De jury noemt ‘Spreed’ een verbindend puzzelstuk in een integrale puzzel: 'Het biedt een alternatief voor de discussie rond landsparing (intensiveren en daarmee meer ruimte voor de natuur) en landsharing (natuurinclusieve landbouw en groen-blauwe dooradering). Grond wordt een steeds schaarser goed in Nederland. Het concept is schaalbaar, en Wouter heeft samen met zijn coach Judith van Heck en student Eldin Redzepagic van Avans Business Innovation een complete businesscase doorgerekend.'
Mestkeuken
De publieksprijs van 1000 euro ging naar de Friese melkveehouder Wieger Annema (Aldtsjerk) met 'De Mestkeuken'. „Ik denk aan techniek met persen, schroefpersen en membraanpersen, zodat er geen chemicaliën aan te pas hoeven komen", vertelt Annema. „Je krijgt zo verschillende meststromen op het bedrijf.

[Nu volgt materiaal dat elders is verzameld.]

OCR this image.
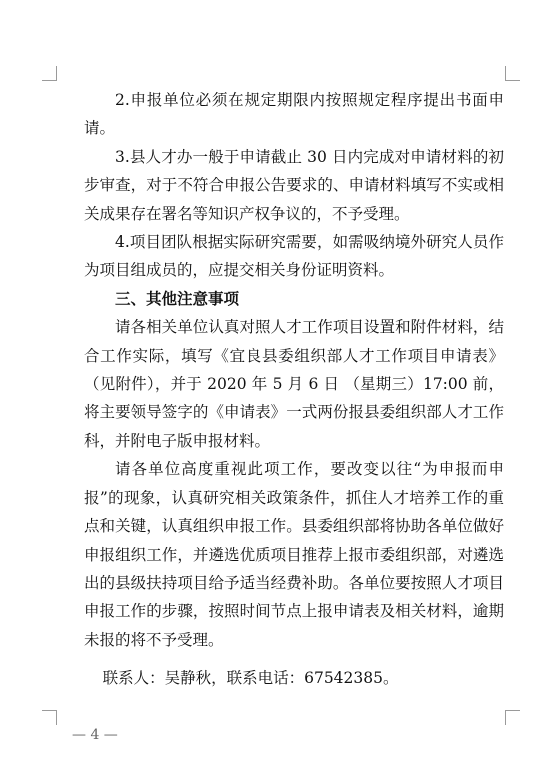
2.申报单位必须在规定期限内按照规定程序提出书面申请。

3.县人才办一般于申请截止 30 日内完成对申请材料的初步审查，对于不符合申报公告要求的、申请材料填写不实或相关成果存在署名等知识产权争议的，不予受理。

4.项目团队根据实际研究需要，如需吸纳境外研究人员作为项目组成员的，应提交相关身份证明资料。

三、其他注意事项

请各相关单位认真对照人才工作项目设置和附件材料，结合工作实际，填写《宜良县委组织部人才工作项目申请表》（见附件），并于 2020 年 5 月 6 日 （星期三）17:00 前，将主要领导签字的《申请表》一式两份报县委组织部人才工作科，并附电子版申报材料。

请各单位高度重视此项工作，要改变以往“为申报而申报”的现象，认真研究相关政策条件，抓住人才培养工作的重点和关键，认真组织申报工作。县委组织部将协助各单位做好申报组织工作，并遴选优质项目推荐上报市委组织部，对遴选出的县级扶持项目给予适当经费补助。各单位要按照人才项目申报工作的步骤，按照时间节点上报申请表及相关材料，逾期未报的将不予受理。

联系人：吴静秋，联系电话：67542385。

— 4 —
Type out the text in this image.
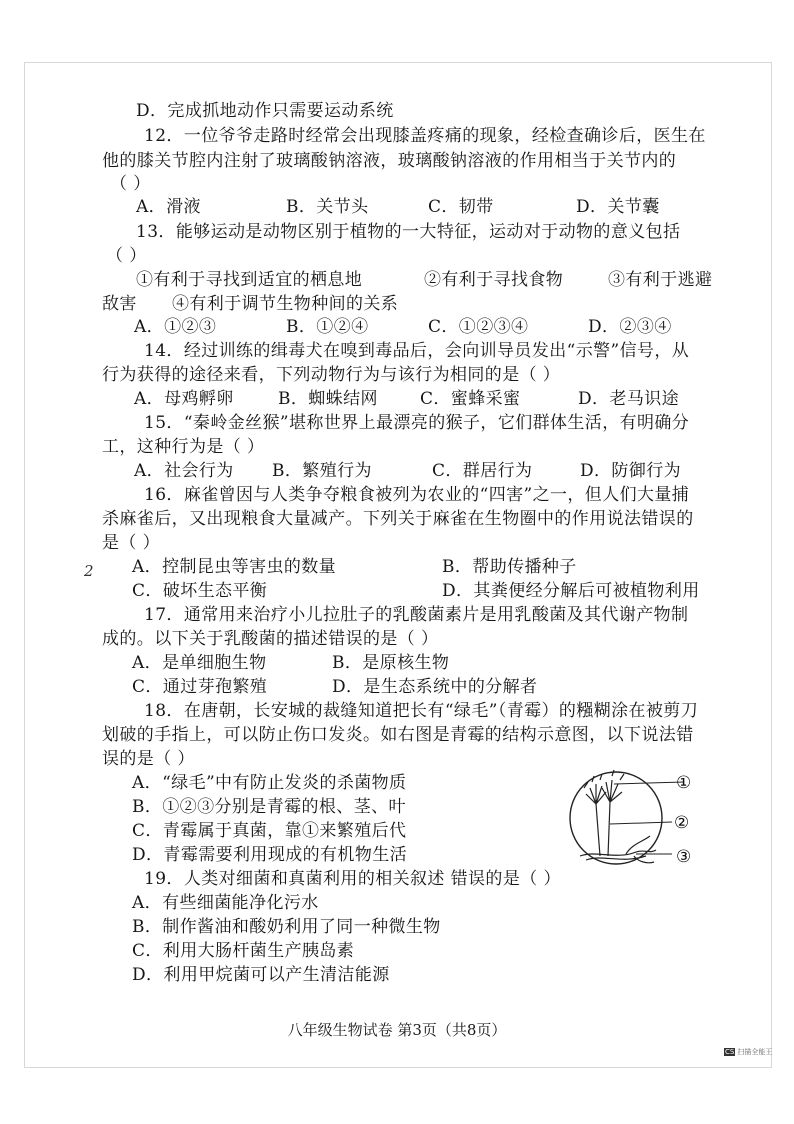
D．完成抓地动作只需要运动系统
12．一位爷爷走路时经常会出现膝盖疼痛的现象，经检查确诊后，医生在
他的膝关节腔内注射了玻璃酸钠溶液，玻璃酸钠溶液的作用相当于关节内的
（ ）
A．滑液	B．关节头	C．韧带	D．关节囊
13．能够运动是动物区别于植物的一大特征，运动对于动物的意义包括
（ ）
①有利于寻找到适宜的栖息地	②有利于寻找食物	③有利于逃避
敌害 ④有利于调节生物种间的关系
A．①②③	B．①②④	C．①②③④	D．②③④
14．经过训练的缉毒犬在嗅到毒品后，会向训导员发出“示警”信号，从
行为获得的途径来看，下列动物行为与该行为相同的是（ ）
A．母鸡孵卵	B．蜘蛛结网 C．蜜蜂采蜜	D．老马识途
15．“秦岭金丝猴”堪称世界上最漂亮的猴子，它们群体生活，有明确分
工，这种行为是（ ）
A．社会行为 B．繁殖行为	C．群居行为	D．防御行为
16．麻雀曾因与人类争夺粮食被列为农业的“四害”之一，但人们大量捕
杀麻雀后，又出现粮食大量减产。下列关于麻雀在生物圈中的作用说法错误的
是（ ）
A．控制昆虫等害虫的数量	B．帮助传播种子
C．破坏生态平衡	D．其粪便经分解后可被植物利用
17．通常用来治疗小儿拉肚子的乳酸菌素片是用乳酸菌及其代谢产物制
成的。以下关于乳酸菌的描述错误的是（ ）
A．是单细胞生物	B．是原核生物
C．通过芽孢繁殖	D．是生态系统中的分解者
18．在唐朝，长安城的裁缝知道把长有“绿毛”（青霉）的糨糊涂在被剪刀
划破的手指上，可以防止伤口发炎。如右图是青霉的结构示意图，以下说法错
误的是（ ）
A．“绿毛”中有防止发炎的杀菌物质
B．①②③分别是青霉的根、茎、叶
C．青霉属于真菌，靠①来繁殖后代
D．青霉需要利用现成的有机物生活
19．人类对细菌和真菌利用的相关叙述 错误的是（ ）
A．有些细菌能净化污水
B．制作酱油和酸奶利用了同一种微生物
C．利用大肠杆菌生产胰岛素
D．利用甲烷菌可以产生清洁能源
2
①
②
③
八年级生物试卷 第3页（共8页）
CS 扫描全能王
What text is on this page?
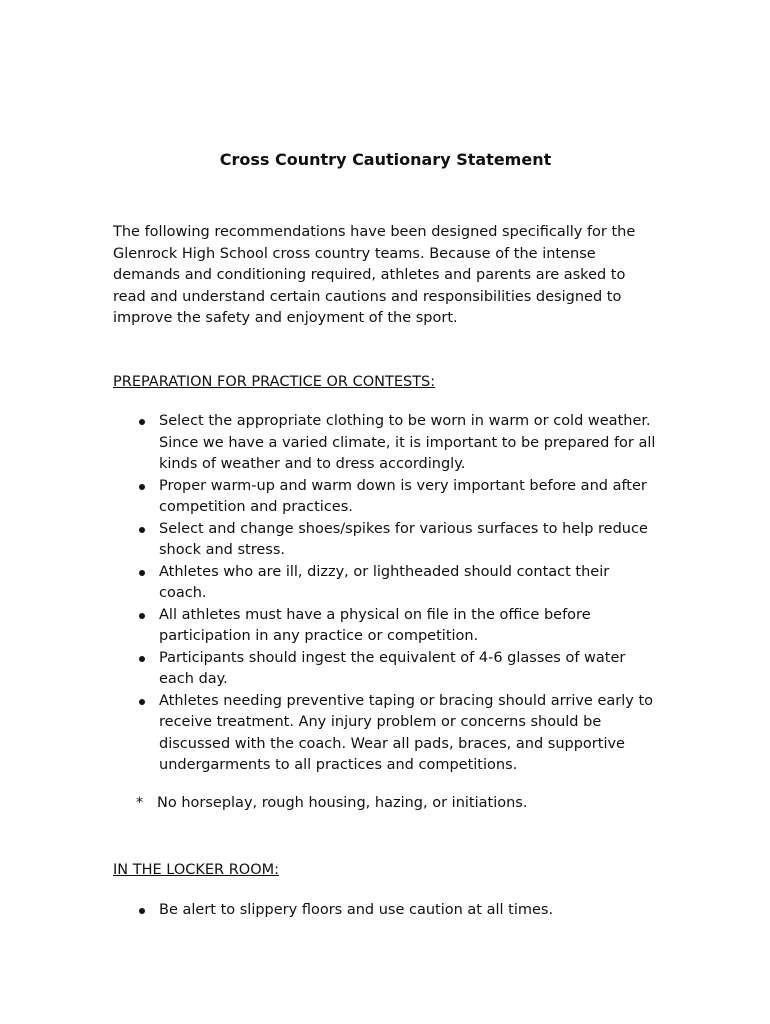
Cross Country Cautionary Statement

The following recommendations have been designed specifically for the Glenrock High School cross country teams. Because of the intense demands and conditioning required, athletes and parents are asked to read and understand certain cautions and responsibilities designed to improve the safety and enjoyment of the sport.

PREPARATION FOR PRACTICE OR CONTESTS:
Select the appropriate clothing to be worn in warm or cold weather. Since we have a varied climate, it is important to be prepared for all kinds of weather and to dress accordingly.
Proper warm-up and warm down is very important before and after competition and practices.
Select and change shoes/spikes for various surfaces to help reduce shock and stress.
Athletes who are ill, dizzy, or lightheaded should contact their coach.
All athletes must have a physical on file in the office before participation in any practice or competition.
Participants should ingest the equivalent of 4-6 glasses of water each day.
Athletes needing preventive taping or bracing should arrive early to receive treatment. Any injury problem or concerns should be discussed with the coach. Wear all pads, braces, and supportive undergarments to all practices and competitions.
* No horseplay, rough housing, hazing, or initiations.
IN THE LOCKER ROOM:
Be alert to slippery floors and use caution at all times.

We kennen al de voerkeuken in de melkveehouderij om de koeien goed te kunnen voeren. Dit wordt een mestkeuken om het land goed te kunnen voeren."
Annema wil dat de nieuwe mestverwerkingsinstallatie 'haalbaar, schaalbaar en betaalbaar' wordt voor melkveehouders. „Je kunt 50 procent ammoniak meer reduceren in de stal omdat de mest telkens wordt afgevoerd uit de stal. Ook is het mogelijk om 90 procent ammoniakuitstoot te verminderen bij het uitrijden, we kunnen de methaanemissie met 60 tot 80 procent verlagen en het zorgt voor minder uitspoeling." Wel is het volgens hem belangrijk dat kunstmestvervangers (Renure) wordt toegestaan.
Dutch Dairy Challenge
De initiatiefnemers van Dutch Dairy Challenge zijn FrieslandCampina, Rabobank, Lely, Nutrifeed/ Agrifirm, LTO Melkveehouderij, Fedecom en Imagro. De organisatie schrijft: 'De melkveesector kent vele uitdagingen, denk aan klimaat, stikstof, fosfor, water- en bodemkwaliteit, biodiversiteit, diergezondheid, antibiotica, dierenwelzijn en maatschappelijk. Je kunt er vast zelf nog meer opnoemen. En dat is waarom Dutch Dairy Challenge ontstaan is.' De wedstrijd begon ooit in Noord-Brabant en Limburg en is later landelijk uitgerold.